Before the war, residents of al-Latamna in the northern Hama countryside would use caves as cool sitting rooms during the summer, or for storing food and supplies.
After FSA-affiliated rebels took over al-Latamna at the beginning of the revolution, and the regime began to target the area first with artillery and then warplanes, residents made caves suitable for daily living and moved underground. “Every family that stayed put in the city came to own a cave of its own,” Mahmoud al-Hamawi, a citizen journalist located al-Latamna, tells Syria Direct's Futun a-Sheikh.
Residents outfit their caves with household furniture and water wells. As for those who continue to live in their houses, “they go back and forth between the cave and their home, moving with the sounds of warplanes in the sky.”
Q: When did the idea catch on to use caves to live in?
Before the revolution, most of the Hama countryside, and specifically al-Latamna, has a small number of caves. They weren't particularly important before; some families used them as sitting rooms in the summer, considering they're chilly, or used them as storehouses for extra household goods.
After the bombing began, people who owned these caves outfitted them [for living] and gathered inside, large groups as once, during the bombings. As time passed, and the regime began to use warplanes, people dug out additional caves and fixed them up.
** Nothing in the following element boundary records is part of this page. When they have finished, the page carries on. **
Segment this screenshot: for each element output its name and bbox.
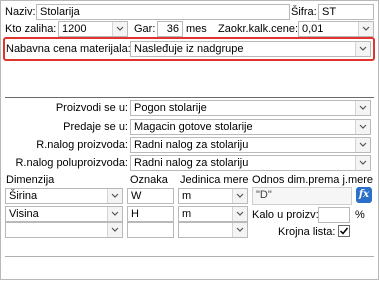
chevron-down-icon[interactable] <box>107 223 122 237</box>
chevron-down-icon[interactable] <box>355 101 370 115</box>
chevron-down-icon[interactable] <box>355 120 370 134</box>
dimenzija-dropdown-1[interactable]: Širina <box>5 188 123 204</box>
dimenzija-value-2: Visina <box>9 208 39 220</box>
proizvodi-se-u-value: Pogon stolarije <box>134 102 207 114</box>
chevron-down-icon[interactable] <box>355 42 370 56</box>
bottom-separator <box>5 256 374 257</box>
dimenzija-dropdown-3[interactable] <box>5 222 123 238</box>
oznaka-input-2[interactable]: H <box>127 206 174 222</box>
odnos-header: Odnos dim.prema j.mere <box>252 174 374 186</box>
predaje-se-u-value: Magacin gotove stolarije <box>134 121 253 133</box>
odnos-expression-field[interactable]: "D" <box>252 187 352 205</box>
rnalog-poluproizvoda-label: R.nalog poluproizvoda: <box>15 157 128 169</box>
section-separator <box>5 97 374 98</box>
predaje-se-u-label: Predaje se u: <box>63 121 128 133</box>
jedinica-value-2: m <box>182 208 192 220</box>
jedinica-mere-header: Jedinica mere <box>180 174 249 186</box>
jedinica-dropdown-1[interactable]: m <box>178 188 248 204</box>
kto-zaliha-dropdown[interactable]: 1200 <box>58 21 128 37</box>
chevron-down-icon[interactable] <box>107 207 122 221</box>
jedinica-value-1: m <box>182 190 192 202</box>
jedinica-dropdown-2[interactable]: m <box>178 206 248 222</box>
krojna-lista-checkbox[interactable] <box>338 225 350 237</box>
proizvodi-se-u-label: Proizvodi se u: <box>55 102 128 114</box>
kalo-unit-label: % <box>355 209 365 221</box>
kto-zaliha-label: Kto zaliha: <box>5 23 57 35</box>
chevron-down-icon[interactable] <box>355 138 370 152</box>
rnalog-proizvoda-label: R.nalog proizvoda: <box>36 139 128 151</box>
gar-input[interactable]: 36 <box>157 21 183 37</box>
nabavna-cena-value: Nasleđuje iz nadgrupe <box>134 43 244 55</box>
chevron-down-icon[interactable] <box>355 156 370 170</box>
chevron-down-icon[interactable] <box>232 189 247 203</box>
zaokr-label: Zaokr.kalk.cene: <box>218 23 299 35</box>
proizvodi-se-u-dropdown[interactable]: Pogon stolarije <box>130 100 371 116</box>
gar-unit-label: mes <box>186 23 207 35</box>
rnalog-poluproizvoda-value: Radni nalog za stolariju <box>134 157 249 169</box>
predaje-se-u-dropdown[interactable]: Magacin gotove stolarije <box>130 119 371 135</box>
rnalog-poluproizvoda-dropdown[interactable]: Radni nalog za stolariju <box>130 155 371 171</box>
nabavna-cena-dropdown[interactable]: Nasleđuje iz nadgrupe <box>130 41 371 57</box>
oznaka-input-1[interactable]: W <box>127 188 174 204</box>
checkmark-icon <box>339 227 349 235</box>
dimenzija-value-1: Širina <box>9 190 38 202</box>
kalo-input[interactable] <box>318 207 350 223</box>
oznaka-header: Oznaka <box>130 174 168 186</box>
sifra-input[interactable]: ST <box>318 4 374 20</box>
nabavna-cena-label: Nabavna cena materijala: <box>6 43 131 55</box>
sifra-label: Šifra: <box>291 6 317 18</box>
fx-icon[interactable]: fx <box>356 187 372 203</box>
chevron-down-icon[interactable] <box>232 207 247 221</box>
rnalog-proizvoda-value: Radni nalog za stolariju <box>134 139 249 151</box>
rnalog-proizvoda-dropdown[interactable]: Radni nalog za stolariju <box>130 137 371 153</box>
oznaka-input-3[interactable] <box>127 222 174 238</box>
jedinica-dropdown-3[interactable] <box>178 222 248 238</box>
chevron-down-icon[interactable] <box>232 223 247 237</box>
naziv-input[interactable]: Stolarija <box>36 4 290 20</box>
naziv-label: Naziv: <box>5 6 36 18</box>
zaokr-dropdown[interactable]: 0,01 <box>298 21 374 37</box>
chevron-down-icon[interactable] <box>358 22 373 36</box>
gar-label: Gar: <box>134 23 156 35</box>
chevron-down-icon[interactable] <box>107 189 122 203</box>
chevron-down-icon[interactable] <box>112 22 127 36</box>
zaokr-value: 0,01 <box>302 23 324 35</box>
dimenzija-header: Dimenzija <box>6 174 55 186</box>
krojna-lista-label: Krojna lista: <box>278 226 336 238</box>
kalo-label: Kalo u proizv: <box>252 209 319 221</box>
dimenzija-dropdown-2[interactable]: Visina <box>5 206 123 222</box>
kto-zaliha-value: 1200 <box>62 23 87 35</box>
Every family that stayed put in the city came to own a cave of its own.”
Q: How do you make a cave suitable for living?
After digging out the cave, a family moves some of its furniture inside. Recently, people began signing up for electricity. Someone buys a diesel generator and his [cave neighbors] will 'subscribe' in order to use the electricity. People pay for electricity by the hour. My family and I pay SP5,000 [$27.00] a month to secure electricity four hours a day.
Some people have not outfitted their caves for living. So they go back and forth between the cave and their home, moving with the sounds of warplanes in the sky.